Linus Owens, associate professor of sociology, gave this year’s Clifford Symposium keynote address. The talk explored big data through the lens of social analysis, highlighting the ways in which big data not only reflects reality but reflects and reinforces users’ expectations of reality, ultimately encoding and replicating inequity through data.

“Big data is not a neutral process,” Owens said. “And it’s a relationship that gets rationalized.”

Owens spoke about the mechanisms through which data explicitly amplifies racial hierarchies and structural oppression. The use of data in policing can reinforce existing biases, with individuals and groups who have been disproportionately targeted in the past being more likely to then have additional data collected on them, which will increase the chances of them being targeted again, he said.

Owens said that the role of institutions like Middlebury is “to rationalize and streamline and normalize the data through our usage of it and treatment of it as real and true and objective.”

“When we think about structural racism, we have to think about the way in which it’s embedded in just about every institution in our society,” he said. “And so responding to that will require fundamental changes in the institutions that we are accustomed to.”

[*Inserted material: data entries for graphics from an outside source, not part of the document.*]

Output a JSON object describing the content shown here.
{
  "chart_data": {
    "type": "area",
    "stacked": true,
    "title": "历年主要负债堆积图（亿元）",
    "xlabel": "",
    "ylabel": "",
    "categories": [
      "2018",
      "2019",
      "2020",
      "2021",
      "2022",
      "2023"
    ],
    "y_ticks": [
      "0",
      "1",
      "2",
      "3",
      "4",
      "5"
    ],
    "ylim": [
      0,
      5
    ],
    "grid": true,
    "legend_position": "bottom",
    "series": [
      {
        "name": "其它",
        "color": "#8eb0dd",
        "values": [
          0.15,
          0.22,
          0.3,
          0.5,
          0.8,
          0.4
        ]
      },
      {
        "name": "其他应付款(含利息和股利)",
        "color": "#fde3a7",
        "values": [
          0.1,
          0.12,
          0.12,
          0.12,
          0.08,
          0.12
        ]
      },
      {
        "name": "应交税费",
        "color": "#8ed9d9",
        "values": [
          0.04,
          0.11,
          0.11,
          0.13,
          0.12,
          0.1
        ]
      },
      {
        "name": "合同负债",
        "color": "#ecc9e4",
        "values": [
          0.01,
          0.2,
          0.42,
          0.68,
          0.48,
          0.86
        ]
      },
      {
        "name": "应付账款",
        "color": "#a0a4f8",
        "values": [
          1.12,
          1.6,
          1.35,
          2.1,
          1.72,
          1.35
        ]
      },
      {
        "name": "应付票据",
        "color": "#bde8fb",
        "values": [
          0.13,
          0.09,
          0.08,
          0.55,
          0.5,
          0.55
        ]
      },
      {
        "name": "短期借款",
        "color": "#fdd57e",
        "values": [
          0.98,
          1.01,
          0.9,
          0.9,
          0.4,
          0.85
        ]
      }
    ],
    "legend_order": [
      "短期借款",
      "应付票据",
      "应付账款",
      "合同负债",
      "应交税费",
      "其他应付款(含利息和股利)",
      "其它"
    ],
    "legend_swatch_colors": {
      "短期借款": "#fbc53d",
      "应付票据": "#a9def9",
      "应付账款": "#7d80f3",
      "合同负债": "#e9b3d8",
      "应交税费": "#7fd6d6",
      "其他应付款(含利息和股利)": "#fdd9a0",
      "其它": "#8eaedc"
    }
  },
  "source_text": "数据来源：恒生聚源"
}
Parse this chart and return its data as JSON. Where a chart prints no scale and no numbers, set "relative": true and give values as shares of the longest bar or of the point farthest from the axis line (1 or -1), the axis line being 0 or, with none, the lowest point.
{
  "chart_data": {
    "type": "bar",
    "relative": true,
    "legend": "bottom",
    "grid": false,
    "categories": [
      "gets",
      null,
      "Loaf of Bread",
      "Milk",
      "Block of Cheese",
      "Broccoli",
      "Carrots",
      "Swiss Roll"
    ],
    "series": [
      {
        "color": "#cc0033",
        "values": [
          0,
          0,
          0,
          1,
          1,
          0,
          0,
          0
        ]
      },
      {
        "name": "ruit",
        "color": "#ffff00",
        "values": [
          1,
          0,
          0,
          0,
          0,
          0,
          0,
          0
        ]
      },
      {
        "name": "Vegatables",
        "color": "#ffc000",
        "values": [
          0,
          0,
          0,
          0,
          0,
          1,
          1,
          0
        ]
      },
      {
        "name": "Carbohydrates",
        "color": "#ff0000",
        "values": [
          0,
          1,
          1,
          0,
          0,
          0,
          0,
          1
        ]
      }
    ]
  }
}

‘Meet Data, Your New Assistant Coach’

By Maggie Reynolds

Data in sports may be changing the game. As data usage in sports has skyrocketed, coaches at Middlebury now consider a variety of statistics to help them make strategic game-time decisions.

When Middlebury football coach Bob Ritter plans his team’s practices for the week, he uses recent game footage as well as data to track injuries and determine optimal pre-game rest for his players.

Data has also allowed coaches to be more informed while preparing for games. Women’s basketball coach KJ Krasco uses data on shot percentages for the Panthers and each opposing team to optimize the Middlebury team’s strategies. Baseball coach Mike Leonard uses data to provide players with specific cues to improve their technique and understand the tendencies of pitchers and players on opposing teams. 

Though teams at all levels have adopted data to better inform coaches and players, challenges accompany the effective use of big data at the Division III level. When professional NFL, NBA and MLB teams use data, they have a much larger sample size. For Leonard, it is not always easy to determine which data points used at the Major League level are still relevant to the substantially shorter college season. Ritter said that with a season of fewer than 10 football games, it can be risky to follow strategies indicated by the data due to such small sample sizes. Still, Krasco believes it is possible to select helpful data points and use those as tangible goals for her team. 

This readily available data has shifted the role of coaches in athletic competitions. The three coaches agreed that they try to make well-informed decisions based on the data but still take responsibility if an error happens in the game. Despite its applications, big data cannot replace coaches’ personal connections with players or their goals of helping players grow as athletes and as people. But when data is balanced with human interaction, coaches can use it to give players motivation and instill confidence in their abilities.